Another two weeks until many sheltering in Victoria parks find temporary housing

Another two weeks until many sheltering in Victoria parks find temporary housing
File Photo
As of May 1, 24/7 camping in Victoria will be banned and as of now, there are enough shelter spaces to house everyone, but not all of them are ready.

The May 1 deadline to house everyone sheltering in Victoria parks is looming.

“You think that we want to be doing this? You think we’re proud to be living like this as a camper?” said Collin Spires who is living in Beacon Hill Park.

“We’re sheltering for gods sakes! We have nowhere else to go.”

Those taking shelter in parks all over Victoria, like Elijah M.C. Leister, are getting ready to move out.

“I’ve got shelter that I’ve received.
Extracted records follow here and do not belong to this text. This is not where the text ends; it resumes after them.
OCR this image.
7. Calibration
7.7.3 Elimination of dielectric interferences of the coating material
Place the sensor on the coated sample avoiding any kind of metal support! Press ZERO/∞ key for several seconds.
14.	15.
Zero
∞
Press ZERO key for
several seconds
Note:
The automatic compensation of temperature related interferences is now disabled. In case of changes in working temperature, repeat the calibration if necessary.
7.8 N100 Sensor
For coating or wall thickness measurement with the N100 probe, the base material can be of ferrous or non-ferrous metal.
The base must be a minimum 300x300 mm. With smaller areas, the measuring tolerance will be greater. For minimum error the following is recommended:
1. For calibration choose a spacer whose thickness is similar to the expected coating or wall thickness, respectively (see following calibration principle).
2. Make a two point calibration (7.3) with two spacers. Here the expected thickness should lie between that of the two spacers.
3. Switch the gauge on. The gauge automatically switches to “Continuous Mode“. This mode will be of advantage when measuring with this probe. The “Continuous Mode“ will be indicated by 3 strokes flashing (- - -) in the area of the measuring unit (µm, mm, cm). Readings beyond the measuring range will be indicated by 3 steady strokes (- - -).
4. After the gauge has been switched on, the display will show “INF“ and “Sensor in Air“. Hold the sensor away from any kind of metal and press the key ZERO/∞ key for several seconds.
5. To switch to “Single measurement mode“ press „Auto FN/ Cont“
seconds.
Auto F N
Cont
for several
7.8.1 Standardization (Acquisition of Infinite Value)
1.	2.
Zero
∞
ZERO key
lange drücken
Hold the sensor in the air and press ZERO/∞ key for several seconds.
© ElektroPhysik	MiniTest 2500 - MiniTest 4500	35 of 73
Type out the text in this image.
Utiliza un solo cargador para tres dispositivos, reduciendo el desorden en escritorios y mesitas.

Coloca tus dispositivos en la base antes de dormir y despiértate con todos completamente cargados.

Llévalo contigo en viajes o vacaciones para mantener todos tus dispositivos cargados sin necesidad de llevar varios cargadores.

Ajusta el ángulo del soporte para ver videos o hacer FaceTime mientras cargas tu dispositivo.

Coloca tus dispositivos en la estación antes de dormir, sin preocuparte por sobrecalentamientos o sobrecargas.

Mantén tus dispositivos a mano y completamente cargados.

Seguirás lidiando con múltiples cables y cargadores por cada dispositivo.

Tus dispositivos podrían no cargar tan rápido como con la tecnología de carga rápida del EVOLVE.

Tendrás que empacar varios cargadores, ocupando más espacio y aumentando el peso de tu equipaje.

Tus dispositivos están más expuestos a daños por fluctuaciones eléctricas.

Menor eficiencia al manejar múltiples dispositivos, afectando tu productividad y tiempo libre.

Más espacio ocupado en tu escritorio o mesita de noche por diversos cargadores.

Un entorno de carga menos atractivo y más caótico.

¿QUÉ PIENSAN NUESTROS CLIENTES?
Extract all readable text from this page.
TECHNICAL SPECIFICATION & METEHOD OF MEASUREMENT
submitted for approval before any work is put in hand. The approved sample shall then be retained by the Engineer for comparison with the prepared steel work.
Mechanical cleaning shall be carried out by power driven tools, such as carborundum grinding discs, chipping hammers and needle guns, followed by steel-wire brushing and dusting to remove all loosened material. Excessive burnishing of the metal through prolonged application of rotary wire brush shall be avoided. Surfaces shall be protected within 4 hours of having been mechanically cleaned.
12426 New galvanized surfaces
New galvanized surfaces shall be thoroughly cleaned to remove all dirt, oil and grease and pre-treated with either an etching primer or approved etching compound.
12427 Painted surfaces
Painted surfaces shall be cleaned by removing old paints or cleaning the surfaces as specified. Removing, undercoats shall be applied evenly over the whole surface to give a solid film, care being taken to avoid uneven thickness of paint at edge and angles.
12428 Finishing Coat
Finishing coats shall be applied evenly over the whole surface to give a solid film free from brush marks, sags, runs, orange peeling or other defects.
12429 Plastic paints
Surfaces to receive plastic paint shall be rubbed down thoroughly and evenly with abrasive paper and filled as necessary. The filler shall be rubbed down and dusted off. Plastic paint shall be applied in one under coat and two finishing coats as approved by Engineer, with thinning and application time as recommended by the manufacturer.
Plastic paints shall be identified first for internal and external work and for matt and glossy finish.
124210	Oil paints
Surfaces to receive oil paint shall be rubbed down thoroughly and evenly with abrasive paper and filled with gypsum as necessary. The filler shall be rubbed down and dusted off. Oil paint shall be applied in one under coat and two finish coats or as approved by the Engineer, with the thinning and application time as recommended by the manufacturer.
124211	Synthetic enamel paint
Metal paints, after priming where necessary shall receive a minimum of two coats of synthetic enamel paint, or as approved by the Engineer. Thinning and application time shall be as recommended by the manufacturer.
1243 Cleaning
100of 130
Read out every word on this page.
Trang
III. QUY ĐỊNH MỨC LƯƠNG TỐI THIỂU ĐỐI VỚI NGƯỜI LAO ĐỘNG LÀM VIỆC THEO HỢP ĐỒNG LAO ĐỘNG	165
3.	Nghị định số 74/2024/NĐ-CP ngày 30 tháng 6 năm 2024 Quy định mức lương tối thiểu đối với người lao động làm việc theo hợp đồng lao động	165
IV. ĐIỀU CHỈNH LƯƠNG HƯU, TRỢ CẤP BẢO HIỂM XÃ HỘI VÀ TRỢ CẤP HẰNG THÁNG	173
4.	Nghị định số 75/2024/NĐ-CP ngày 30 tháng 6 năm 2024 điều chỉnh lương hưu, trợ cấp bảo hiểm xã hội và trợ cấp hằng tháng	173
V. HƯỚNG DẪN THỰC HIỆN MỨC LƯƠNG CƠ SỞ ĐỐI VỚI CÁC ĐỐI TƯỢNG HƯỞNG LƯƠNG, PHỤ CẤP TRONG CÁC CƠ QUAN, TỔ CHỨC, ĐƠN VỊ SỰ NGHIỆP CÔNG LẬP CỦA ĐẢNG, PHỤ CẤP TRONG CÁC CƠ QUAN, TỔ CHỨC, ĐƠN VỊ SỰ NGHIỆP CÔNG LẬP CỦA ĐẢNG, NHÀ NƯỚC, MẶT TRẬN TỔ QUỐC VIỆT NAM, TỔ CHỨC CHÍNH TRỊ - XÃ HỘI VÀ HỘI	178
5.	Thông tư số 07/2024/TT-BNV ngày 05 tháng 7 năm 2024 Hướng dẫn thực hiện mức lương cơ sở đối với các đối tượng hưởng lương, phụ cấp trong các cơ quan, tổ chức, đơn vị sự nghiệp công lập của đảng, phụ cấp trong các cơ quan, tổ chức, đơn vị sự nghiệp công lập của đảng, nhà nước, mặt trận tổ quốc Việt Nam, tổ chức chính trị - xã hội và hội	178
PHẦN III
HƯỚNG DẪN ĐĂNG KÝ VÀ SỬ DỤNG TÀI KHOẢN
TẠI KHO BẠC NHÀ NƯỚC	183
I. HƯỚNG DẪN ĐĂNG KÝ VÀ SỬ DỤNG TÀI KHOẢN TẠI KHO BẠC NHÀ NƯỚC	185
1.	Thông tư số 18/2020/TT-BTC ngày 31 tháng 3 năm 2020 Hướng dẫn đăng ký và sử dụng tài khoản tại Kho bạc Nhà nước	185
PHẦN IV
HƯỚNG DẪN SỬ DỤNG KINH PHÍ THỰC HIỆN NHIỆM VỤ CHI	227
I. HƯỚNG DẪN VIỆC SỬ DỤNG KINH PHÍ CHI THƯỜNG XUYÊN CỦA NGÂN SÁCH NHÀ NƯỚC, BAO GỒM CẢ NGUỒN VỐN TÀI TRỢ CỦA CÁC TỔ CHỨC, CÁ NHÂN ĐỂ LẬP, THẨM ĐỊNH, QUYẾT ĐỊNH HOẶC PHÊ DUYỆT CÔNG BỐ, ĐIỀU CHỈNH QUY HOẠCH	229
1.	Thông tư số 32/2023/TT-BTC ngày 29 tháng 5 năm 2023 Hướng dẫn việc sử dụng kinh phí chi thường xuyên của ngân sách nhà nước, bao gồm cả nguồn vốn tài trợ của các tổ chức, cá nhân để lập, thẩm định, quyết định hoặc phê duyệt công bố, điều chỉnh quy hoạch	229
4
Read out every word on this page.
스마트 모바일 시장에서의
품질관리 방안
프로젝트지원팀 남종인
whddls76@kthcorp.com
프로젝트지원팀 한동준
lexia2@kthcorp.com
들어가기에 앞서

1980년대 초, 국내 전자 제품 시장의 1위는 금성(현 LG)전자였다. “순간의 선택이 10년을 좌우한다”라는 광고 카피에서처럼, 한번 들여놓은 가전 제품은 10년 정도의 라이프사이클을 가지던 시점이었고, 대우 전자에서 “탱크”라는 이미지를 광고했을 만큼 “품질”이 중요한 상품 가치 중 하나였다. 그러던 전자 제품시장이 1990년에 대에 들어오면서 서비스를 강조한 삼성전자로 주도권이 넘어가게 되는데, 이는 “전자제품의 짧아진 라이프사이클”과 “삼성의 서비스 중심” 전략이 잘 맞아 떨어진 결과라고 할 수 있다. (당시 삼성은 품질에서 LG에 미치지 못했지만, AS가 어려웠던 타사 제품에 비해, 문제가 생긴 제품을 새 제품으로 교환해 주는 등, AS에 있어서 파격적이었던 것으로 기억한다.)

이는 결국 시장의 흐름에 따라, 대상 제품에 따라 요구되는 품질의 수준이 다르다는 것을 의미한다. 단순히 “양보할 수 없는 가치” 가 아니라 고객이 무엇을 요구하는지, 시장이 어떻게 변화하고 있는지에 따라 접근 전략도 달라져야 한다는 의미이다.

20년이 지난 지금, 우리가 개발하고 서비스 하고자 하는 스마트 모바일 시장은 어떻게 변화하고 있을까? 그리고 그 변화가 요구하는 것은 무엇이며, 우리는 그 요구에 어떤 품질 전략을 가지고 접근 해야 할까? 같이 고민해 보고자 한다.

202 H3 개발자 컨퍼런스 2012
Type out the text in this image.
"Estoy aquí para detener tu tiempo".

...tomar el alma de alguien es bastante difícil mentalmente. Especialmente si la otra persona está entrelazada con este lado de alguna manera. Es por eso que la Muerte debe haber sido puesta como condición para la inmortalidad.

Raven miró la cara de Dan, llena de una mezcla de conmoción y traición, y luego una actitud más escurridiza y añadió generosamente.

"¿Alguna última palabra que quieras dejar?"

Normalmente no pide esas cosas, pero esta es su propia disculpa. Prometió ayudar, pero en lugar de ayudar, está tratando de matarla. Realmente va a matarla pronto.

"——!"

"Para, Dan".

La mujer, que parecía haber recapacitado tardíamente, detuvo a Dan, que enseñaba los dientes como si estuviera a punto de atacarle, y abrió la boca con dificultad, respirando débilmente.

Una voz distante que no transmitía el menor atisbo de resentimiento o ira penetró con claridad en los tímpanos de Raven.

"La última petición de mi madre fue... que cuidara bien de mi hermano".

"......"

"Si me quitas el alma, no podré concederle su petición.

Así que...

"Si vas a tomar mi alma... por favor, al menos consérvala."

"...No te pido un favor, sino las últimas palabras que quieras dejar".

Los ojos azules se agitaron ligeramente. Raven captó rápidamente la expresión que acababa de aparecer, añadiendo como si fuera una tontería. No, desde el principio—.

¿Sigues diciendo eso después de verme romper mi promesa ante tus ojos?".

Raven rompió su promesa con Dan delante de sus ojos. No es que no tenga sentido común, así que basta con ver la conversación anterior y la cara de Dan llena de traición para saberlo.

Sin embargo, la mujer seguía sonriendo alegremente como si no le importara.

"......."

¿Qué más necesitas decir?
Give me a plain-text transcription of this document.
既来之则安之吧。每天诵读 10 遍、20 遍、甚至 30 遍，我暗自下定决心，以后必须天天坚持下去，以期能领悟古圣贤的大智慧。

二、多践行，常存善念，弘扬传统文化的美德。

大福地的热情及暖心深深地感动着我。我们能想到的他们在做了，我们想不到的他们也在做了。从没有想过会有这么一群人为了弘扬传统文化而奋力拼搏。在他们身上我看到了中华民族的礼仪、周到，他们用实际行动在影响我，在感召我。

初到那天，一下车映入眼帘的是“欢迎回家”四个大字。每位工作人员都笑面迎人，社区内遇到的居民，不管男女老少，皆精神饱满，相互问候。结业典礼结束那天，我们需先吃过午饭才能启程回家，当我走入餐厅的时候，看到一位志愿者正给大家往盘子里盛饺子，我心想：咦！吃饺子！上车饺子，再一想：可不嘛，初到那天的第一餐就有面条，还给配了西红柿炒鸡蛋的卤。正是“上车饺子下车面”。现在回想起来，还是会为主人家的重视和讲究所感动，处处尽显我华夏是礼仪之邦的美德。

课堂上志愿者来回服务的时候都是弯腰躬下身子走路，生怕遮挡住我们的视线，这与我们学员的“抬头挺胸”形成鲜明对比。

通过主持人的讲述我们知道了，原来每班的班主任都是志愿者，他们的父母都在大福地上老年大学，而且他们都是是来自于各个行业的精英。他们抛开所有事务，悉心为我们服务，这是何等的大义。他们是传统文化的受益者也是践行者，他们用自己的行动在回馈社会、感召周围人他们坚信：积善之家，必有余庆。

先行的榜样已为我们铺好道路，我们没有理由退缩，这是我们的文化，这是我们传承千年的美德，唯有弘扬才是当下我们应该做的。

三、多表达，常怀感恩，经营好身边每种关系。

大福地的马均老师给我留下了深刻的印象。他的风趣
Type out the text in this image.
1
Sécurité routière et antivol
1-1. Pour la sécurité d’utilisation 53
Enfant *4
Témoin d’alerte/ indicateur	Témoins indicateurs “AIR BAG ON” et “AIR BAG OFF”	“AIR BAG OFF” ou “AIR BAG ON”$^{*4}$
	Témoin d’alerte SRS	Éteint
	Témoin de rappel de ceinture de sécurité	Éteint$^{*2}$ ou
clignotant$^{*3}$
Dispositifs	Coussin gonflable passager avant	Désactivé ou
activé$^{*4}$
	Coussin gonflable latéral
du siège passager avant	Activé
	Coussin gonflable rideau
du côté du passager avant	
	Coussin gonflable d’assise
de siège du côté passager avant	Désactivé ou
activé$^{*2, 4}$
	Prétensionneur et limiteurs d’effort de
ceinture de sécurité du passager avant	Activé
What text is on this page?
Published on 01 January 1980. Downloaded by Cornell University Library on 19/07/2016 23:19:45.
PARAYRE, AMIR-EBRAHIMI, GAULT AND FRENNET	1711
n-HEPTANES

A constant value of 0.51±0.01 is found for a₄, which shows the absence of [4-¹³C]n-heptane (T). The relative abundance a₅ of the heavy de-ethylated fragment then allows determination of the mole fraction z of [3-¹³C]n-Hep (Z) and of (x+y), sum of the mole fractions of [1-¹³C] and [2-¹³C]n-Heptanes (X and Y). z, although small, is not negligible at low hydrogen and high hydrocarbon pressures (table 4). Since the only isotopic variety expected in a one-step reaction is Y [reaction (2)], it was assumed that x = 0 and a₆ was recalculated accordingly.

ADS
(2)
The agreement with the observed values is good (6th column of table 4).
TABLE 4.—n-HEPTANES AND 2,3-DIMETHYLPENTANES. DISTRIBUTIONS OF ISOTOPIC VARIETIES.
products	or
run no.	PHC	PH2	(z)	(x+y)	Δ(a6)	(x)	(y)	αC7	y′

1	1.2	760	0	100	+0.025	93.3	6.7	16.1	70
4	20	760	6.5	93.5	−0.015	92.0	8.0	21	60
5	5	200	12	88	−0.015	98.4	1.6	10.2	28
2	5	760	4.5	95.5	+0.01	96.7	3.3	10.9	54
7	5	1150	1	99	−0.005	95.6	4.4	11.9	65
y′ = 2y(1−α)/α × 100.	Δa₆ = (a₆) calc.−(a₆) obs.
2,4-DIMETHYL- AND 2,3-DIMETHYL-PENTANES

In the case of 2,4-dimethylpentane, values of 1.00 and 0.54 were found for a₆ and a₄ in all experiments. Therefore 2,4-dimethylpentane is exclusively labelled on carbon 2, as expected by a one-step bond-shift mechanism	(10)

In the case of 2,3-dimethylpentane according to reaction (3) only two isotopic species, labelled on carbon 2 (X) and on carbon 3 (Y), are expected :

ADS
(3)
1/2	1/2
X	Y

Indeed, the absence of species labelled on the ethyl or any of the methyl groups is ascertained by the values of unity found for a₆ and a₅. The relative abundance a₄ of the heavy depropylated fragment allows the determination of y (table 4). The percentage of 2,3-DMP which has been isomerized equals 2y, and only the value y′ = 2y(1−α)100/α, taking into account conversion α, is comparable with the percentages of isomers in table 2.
Personally, I have Russell Street,” said Leister.

As of Saturday, May 1, all-day camping in Victoria ends.

At the tiny home village in North Park, however, the project isn’t quite complete and the finishing touches are still being made.

“There have been some supply chain issues, but the offers have been made…and the moves will begin May 12th,” said Victoria Mayor Lisa Helps.

So what will happen in the two weeks in between? Those sheltering in parks expect confusion.

“For those that don’t take it on May 1st, it’s going to be mayhem around here,” said Fred Smith who is living in Beacon Hill Park.

The city says while they plan to enforce their new ban on all-day camping as of May 1, they’re assuring a “measured approach” to enforcement.

“We’re going to be taking an individualized approach to enforcement, so if somebody has an offer to move inside to a tiny home or motel room or the Russell Street Transitional Housing area, they won’t be asked to take their tents down as long as they’re intending to go inside,” said Helps.

For many who have been sheltering outside for over a year now, the transition inside isn’t an easy one, as they uproot from one community to another.

“Just the act of having a roof over your head, a shower a washroom, privacy, that alone helps to bring down people’s stress. And provide an opportunity for some stability, which they may not have had for years,” said Kelly Roth, executive director of the Greater Victoria Coalition To End Homelessness

An opportunity that the city, province and all the stakeholders hope is a safer, clearer path to permanent housing.